Re: [PATCH] Added PR_SET_PROCTITLE_AREA option for prctl()

From: Bryan Donlan
Date: Sun Oct 04 2009 - 14:07:52 EST


On Sun, Oct 4, 2009 at 10:44 AM, KOSAKI Motohiro
<kosaki.motohiro@xxxxxxxxx> wrote:
> Hi
>
>
>>>>> -       // If the nul at the end of args has been overwritten, then
>>>>> -       // assume application is using setproctitle(3).
>>>>> -       if (res > 0 && buffer[res-1] != '\0' && len < PAGE_SIZE) {
>>>>> +       if (mm->arg_end != mm->env_start) {
>>>>> +               // PR_SET_PROCTITLE_AREA used
>>>>> +               res = strnlen(buffer, res);
>>>>
>>>> Is this check really needed?

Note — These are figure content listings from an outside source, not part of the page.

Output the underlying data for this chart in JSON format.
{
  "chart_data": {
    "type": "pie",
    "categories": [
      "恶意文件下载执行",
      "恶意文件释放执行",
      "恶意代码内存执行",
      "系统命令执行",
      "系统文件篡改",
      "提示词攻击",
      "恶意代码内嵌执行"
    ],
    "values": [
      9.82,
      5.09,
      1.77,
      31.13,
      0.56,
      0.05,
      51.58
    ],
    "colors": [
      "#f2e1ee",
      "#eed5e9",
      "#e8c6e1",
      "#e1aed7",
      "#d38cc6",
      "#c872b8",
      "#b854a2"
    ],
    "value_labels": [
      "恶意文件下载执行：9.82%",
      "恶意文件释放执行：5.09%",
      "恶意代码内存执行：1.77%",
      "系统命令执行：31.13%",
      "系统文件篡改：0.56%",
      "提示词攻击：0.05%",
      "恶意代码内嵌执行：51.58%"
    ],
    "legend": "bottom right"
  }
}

Surely it's enough to simply state that
>>>> behavior if the area isn't null-terminated is undefined.
>>>
>>> Well, that depends. I was hoping to use the syscall only once per process.
>>> That would allow me to just update the process title whenever I feel like
>>> it, possibly hundreds of times per second. This is much cheaper if I don't
>>> have to use a syscall every time.
>>>
>>> So if I'm setting the PR_SET_PROCTITLE_AREA initially to e.g. 1 kB memory
>>> area, without the above code ps will show it entirely regardless of any \0
>>> characters (because parameters are separated by \0).
>>
>> That makes sense - but note that it's not completely atomic still -
>> with a syscall you could insert some kind of barrier (rwsem?) to
>> ensure other processes don't see a halfway updated process name. With
>> infrequent updates this isn't a problem, but if you're really
>> intending to update it at a rate where syscall overhead becomes a
>> problem, then you're also going to see these kinds of issues as well.
>
>
> Yes.  this patch seems buggy. The lock is necessary.
> following scenario makes disaster, I think.
>
> CPU0 (prctl caller)                                CPU1 (ps)
> -------------------------------------------------------------------------------------------
> mm->arg_start = arg2;
>                                                                len =
> mm->arg_end - mm->arg_start; in proc_pid_cmdline()
> mm->arg_end = arg3;
>

Since len is unsigned and clamped to PAGE_SIZE, the worst this will do
is expose one page of userspace memory starting at the new value of
arg_start. Note that this can also happen currently, exposing one env
variable, when all NULs in the argument array have been overwritten,
but before the new NUL has been written (that is, there is no NUL
terminator from arg_start until the end of envp[0]).

It is, however, still undesirable, of course, particularly if
userspace isn't prepared for this kind of thing to happen.